There is no position on which people are so immovable as their religious beliefs. There is no more powerful ally one can claim in a debate thanJesus Christ, or God, or Allah, or whatever one calls this supreme being. But like any powerful weapon, the use of God’s name on one’s behalf should be used sparingly. The religious factions that are growing throughout our land are not using their religious clout with wisdom. They are trying to force government leaders into following their position 100 percent. If you disagree with these religious groups on a particular moral issue, they complain, they threaten you with a loss of money or votes or both. I’m frankly sick and tired of the political preachers across this country telling me as a citizen that if I want to be a moral person, I must believe in ‘A,’ ‘B,’ ‘C,’ and ‘D.’ Just who do they think they are? And from where do they presume to claim the right to dictate their moral beliefs to me?
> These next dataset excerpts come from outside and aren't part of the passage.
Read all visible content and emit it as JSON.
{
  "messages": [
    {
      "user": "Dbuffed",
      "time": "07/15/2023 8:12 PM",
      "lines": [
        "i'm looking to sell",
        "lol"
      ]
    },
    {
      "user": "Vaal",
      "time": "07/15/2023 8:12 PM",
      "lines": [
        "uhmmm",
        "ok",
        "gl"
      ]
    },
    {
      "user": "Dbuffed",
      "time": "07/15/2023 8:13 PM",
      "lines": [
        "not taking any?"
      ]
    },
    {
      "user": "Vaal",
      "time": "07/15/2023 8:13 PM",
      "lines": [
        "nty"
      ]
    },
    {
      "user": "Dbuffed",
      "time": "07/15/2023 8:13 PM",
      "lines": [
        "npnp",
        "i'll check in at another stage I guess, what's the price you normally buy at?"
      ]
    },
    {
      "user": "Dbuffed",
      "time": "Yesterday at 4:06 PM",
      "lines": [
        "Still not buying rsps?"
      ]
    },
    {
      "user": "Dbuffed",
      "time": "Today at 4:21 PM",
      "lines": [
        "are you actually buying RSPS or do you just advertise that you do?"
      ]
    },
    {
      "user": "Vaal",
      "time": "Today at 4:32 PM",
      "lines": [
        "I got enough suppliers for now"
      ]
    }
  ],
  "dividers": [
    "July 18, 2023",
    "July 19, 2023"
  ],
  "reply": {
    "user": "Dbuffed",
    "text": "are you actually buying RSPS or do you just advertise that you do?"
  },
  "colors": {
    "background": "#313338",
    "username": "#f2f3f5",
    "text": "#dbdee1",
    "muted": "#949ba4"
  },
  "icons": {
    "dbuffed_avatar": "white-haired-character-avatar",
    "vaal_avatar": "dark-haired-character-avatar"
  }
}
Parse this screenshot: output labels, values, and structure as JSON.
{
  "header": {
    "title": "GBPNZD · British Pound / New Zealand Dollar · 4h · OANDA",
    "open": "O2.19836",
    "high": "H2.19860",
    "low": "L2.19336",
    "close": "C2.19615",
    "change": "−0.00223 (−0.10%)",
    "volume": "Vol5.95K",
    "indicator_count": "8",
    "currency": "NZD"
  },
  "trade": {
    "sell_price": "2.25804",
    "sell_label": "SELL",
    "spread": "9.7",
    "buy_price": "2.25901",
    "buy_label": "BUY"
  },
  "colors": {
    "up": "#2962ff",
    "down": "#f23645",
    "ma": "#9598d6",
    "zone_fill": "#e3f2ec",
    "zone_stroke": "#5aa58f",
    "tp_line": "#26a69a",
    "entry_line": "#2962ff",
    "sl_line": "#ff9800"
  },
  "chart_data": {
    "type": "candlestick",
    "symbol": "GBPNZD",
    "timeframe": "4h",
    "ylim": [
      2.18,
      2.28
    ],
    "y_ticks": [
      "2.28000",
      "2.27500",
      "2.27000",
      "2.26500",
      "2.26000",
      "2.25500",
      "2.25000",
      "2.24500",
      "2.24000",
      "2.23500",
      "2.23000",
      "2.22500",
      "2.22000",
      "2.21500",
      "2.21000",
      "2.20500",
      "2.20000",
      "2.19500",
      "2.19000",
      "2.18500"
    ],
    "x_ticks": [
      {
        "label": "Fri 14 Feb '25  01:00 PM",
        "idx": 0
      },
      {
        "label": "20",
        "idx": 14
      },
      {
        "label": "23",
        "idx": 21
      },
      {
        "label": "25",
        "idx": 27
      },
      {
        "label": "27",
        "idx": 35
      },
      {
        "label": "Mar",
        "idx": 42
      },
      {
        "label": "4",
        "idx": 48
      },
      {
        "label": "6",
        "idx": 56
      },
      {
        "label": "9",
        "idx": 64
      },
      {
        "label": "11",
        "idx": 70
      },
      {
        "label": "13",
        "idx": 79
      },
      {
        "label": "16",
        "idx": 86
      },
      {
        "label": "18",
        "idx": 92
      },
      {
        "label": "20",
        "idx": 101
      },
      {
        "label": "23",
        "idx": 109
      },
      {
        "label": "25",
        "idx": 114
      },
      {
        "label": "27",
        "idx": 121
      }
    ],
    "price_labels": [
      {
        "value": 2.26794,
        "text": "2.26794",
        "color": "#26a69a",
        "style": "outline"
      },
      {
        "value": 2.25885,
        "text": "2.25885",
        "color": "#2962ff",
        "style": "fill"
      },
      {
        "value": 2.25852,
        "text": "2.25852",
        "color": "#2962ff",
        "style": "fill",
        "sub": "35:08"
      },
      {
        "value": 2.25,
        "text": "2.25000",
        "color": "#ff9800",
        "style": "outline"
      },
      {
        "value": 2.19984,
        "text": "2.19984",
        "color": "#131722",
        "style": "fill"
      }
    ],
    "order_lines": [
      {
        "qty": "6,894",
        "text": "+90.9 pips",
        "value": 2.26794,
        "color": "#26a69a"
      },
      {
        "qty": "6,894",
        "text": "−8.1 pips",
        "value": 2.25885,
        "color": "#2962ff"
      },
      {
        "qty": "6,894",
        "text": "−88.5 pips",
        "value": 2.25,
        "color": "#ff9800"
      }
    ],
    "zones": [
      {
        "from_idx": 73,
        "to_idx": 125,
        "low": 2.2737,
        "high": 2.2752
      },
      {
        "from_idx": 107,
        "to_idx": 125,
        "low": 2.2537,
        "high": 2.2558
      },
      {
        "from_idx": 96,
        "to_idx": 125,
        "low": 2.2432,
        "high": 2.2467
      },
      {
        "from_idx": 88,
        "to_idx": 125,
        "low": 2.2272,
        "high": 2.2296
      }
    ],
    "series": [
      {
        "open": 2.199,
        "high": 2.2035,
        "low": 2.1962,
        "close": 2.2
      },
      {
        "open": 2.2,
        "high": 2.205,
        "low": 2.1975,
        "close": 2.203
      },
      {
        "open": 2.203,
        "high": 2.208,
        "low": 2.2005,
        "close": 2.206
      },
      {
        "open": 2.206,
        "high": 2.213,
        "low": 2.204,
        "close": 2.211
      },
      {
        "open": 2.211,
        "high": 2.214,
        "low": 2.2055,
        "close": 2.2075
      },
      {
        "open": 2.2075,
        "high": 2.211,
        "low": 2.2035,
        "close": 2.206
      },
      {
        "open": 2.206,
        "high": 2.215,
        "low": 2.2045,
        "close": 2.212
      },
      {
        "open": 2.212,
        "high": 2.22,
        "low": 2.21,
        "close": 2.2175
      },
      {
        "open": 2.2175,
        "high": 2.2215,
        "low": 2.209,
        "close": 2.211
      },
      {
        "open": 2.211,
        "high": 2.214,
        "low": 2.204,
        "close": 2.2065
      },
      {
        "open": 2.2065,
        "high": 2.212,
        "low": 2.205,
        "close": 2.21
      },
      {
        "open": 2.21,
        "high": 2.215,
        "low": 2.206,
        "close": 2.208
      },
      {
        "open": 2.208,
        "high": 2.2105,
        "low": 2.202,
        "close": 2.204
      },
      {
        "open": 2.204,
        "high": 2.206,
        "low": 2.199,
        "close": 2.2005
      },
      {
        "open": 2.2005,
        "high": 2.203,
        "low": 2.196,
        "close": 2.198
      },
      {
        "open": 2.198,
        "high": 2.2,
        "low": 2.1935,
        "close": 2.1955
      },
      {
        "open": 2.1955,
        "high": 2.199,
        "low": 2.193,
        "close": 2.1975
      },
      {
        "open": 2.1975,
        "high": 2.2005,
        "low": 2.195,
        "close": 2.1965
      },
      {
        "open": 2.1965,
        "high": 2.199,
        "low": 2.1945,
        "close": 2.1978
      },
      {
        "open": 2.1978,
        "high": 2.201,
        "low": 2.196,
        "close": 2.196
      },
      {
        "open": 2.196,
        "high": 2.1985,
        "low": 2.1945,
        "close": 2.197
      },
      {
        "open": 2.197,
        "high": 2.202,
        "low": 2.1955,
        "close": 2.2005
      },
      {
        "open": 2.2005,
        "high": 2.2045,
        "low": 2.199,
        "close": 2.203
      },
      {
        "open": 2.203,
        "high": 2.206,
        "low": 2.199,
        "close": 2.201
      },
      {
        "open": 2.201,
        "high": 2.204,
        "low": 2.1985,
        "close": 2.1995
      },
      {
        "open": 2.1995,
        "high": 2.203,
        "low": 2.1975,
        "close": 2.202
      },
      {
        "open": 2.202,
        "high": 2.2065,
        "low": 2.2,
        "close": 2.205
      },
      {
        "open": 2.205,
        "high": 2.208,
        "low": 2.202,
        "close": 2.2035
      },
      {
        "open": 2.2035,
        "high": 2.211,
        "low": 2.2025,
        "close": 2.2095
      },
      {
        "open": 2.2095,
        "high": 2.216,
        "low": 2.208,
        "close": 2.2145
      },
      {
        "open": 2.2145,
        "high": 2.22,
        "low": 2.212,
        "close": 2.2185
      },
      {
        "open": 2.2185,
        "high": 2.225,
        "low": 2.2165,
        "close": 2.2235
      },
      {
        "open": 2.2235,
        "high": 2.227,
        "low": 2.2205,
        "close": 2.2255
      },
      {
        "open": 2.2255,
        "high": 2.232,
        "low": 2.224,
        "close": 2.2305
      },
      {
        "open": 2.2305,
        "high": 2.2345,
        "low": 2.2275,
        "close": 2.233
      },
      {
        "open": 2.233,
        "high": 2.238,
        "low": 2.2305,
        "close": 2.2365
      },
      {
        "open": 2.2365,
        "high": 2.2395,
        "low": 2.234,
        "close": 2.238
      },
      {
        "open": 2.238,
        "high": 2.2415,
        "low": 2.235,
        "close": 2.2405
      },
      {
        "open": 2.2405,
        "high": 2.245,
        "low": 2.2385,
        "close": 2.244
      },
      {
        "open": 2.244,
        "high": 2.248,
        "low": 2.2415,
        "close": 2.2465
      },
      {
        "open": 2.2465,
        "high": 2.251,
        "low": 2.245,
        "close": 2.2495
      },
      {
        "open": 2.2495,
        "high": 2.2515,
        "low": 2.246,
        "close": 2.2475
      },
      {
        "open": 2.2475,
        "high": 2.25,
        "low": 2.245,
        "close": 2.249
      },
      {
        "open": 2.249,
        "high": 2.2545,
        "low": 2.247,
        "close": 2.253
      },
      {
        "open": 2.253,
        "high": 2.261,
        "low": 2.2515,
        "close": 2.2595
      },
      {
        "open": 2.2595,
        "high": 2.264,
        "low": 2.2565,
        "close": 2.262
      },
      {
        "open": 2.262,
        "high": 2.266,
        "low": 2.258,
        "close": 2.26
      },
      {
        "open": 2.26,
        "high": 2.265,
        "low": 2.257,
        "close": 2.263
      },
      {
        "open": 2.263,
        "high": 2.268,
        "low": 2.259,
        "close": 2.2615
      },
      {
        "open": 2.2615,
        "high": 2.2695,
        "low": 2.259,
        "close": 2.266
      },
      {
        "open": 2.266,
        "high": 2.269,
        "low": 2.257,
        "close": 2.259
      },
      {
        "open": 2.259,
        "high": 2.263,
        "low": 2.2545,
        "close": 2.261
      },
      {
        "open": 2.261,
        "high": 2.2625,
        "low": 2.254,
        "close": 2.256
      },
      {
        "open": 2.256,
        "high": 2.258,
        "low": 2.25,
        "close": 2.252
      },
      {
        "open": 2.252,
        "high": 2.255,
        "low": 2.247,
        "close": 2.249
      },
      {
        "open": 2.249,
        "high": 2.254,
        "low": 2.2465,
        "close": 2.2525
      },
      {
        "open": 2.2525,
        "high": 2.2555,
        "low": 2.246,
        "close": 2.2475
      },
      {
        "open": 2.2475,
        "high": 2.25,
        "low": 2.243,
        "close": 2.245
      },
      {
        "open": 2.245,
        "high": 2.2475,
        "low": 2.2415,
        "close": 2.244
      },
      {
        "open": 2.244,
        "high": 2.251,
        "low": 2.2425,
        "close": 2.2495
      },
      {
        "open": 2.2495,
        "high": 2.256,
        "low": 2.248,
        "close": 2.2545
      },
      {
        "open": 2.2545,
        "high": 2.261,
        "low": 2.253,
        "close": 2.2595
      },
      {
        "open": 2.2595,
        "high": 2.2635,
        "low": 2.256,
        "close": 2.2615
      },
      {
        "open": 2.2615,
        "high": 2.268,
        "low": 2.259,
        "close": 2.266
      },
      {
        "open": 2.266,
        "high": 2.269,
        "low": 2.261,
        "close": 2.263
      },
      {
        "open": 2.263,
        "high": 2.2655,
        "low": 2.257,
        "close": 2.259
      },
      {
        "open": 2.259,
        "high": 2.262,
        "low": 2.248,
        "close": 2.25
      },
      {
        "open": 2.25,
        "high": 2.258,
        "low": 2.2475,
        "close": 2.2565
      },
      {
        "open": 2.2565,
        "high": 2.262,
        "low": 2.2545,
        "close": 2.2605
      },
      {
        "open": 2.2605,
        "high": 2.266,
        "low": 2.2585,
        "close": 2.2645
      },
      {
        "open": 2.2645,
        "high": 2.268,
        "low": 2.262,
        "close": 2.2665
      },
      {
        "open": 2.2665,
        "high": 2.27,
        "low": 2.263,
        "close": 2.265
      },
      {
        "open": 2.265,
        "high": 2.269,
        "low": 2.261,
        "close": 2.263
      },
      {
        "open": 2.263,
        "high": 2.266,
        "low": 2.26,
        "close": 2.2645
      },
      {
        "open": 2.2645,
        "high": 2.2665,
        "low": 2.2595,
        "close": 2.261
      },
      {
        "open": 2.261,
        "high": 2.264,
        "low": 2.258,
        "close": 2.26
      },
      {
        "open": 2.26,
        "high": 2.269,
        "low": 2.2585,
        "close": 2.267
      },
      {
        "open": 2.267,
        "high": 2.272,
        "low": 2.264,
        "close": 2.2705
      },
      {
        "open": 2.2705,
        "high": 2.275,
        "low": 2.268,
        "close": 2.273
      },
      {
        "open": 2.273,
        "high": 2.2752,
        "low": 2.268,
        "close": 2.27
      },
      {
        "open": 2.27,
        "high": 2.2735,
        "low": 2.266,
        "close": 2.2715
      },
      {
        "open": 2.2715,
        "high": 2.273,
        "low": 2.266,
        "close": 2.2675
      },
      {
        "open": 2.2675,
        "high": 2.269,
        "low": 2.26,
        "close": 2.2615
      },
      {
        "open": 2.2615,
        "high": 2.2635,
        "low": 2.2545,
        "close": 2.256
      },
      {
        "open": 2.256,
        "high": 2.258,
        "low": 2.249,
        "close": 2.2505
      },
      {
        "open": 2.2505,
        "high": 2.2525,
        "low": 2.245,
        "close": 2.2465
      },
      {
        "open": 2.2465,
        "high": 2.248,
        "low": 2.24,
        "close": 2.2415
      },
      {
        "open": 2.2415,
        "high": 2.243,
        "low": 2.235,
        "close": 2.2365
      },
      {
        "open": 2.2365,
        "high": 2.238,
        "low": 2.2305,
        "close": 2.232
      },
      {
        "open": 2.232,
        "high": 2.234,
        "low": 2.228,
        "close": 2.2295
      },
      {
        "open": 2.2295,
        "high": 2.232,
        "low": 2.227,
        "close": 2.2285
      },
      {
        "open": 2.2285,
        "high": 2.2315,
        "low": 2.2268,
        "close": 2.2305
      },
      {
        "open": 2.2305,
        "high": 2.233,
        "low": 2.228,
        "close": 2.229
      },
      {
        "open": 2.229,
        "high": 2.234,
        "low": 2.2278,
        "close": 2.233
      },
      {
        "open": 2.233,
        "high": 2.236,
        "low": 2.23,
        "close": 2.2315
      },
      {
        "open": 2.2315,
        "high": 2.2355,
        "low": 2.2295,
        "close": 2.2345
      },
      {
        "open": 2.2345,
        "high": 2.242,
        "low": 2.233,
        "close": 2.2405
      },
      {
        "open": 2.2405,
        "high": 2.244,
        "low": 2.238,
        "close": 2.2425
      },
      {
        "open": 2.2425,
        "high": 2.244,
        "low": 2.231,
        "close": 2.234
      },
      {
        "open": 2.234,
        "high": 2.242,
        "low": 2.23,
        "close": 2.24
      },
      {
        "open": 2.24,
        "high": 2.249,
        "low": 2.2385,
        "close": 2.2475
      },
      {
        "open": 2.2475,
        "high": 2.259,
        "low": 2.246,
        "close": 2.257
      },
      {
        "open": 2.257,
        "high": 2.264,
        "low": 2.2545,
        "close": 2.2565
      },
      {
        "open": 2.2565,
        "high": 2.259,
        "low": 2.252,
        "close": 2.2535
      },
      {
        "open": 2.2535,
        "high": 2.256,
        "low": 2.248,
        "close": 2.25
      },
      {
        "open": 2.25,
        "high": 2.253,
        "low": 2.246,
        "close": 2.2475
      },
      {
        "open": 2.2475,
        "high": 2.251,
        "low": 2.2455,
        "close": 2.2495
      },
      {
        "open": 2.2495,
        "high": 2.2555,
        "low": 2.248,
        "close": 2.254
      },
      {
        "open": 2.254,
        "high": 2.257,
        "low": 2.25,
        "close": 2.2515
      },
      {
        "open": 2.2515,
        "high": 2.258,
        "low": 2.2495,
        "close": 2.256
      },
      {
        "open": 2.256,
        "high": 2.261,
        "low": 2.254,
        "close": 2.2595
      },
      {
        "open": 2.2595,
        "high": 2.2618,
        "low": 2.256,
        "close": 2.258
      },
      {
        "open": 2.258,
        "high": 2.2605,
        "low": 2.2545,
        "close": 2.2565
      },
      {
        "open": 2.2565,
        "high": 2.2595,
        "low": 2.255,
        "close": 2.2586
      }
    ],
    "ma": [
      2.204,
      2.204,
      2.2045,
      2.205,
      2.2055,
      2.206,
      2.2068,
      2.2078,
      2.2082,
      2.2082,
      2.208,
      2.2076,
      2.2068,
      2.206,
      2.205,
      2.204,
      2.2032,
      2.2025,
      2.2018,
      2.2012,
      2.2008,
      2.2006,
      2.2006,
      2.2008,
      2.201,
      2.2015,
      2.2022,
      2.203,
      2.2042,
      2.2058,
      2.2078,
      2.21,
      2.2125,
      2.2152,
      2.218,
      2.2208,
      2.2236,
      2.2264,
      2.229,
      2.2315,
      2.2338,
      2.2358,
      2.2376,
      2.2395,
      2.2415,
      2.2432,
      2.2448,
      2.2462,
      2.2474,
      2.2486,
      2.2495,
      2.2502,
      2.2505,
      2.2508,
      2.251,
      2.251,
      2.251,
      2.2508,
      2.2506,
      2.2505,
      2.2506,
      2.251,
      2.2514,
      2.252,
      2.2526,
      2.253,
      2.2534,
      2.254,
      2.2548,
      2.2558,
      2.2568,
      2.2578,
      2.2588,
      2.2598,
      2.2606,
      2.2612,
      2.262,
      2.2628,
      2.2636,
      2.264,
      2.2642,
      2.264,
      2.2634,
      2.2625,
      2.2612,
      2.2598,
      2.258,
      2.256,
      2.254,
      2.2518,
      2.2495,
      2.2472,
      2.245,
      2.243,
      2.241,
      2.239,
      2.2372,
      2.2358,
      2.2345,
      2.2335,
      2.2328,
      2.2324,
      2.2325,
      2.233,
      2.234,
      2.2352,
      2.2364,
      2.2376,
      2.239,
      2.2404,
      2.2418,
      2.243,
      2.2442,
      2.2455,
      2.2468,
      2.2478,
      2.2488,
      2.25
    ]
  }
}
And I am even more angry as a legislator who must endure the threats of every religious group who thinks it has some God-granted right to control my vote on every roll call in the Senate. I am warning them today: I will fight them every step of the way if they try to dictate their moral convictions to all Americans in the name of ‘conservatism.’ ”
~Barry Goldwater
CJ-
Thanks for your comments and compliments. You’re right about Goldwater and the disappearance of actual Goldwater-style conservatives. This is what always frustrates me when some commentator talking about the Tea Party has a line about “not since Barry Goldwater’s nomination in 1964 has the Republican Party…” Goldwater was NOT a modern Republican in the Tea Party mold, or in the mold of the Religious Right. Bachmann, Palin, Perry, and Cain would have all troubled him.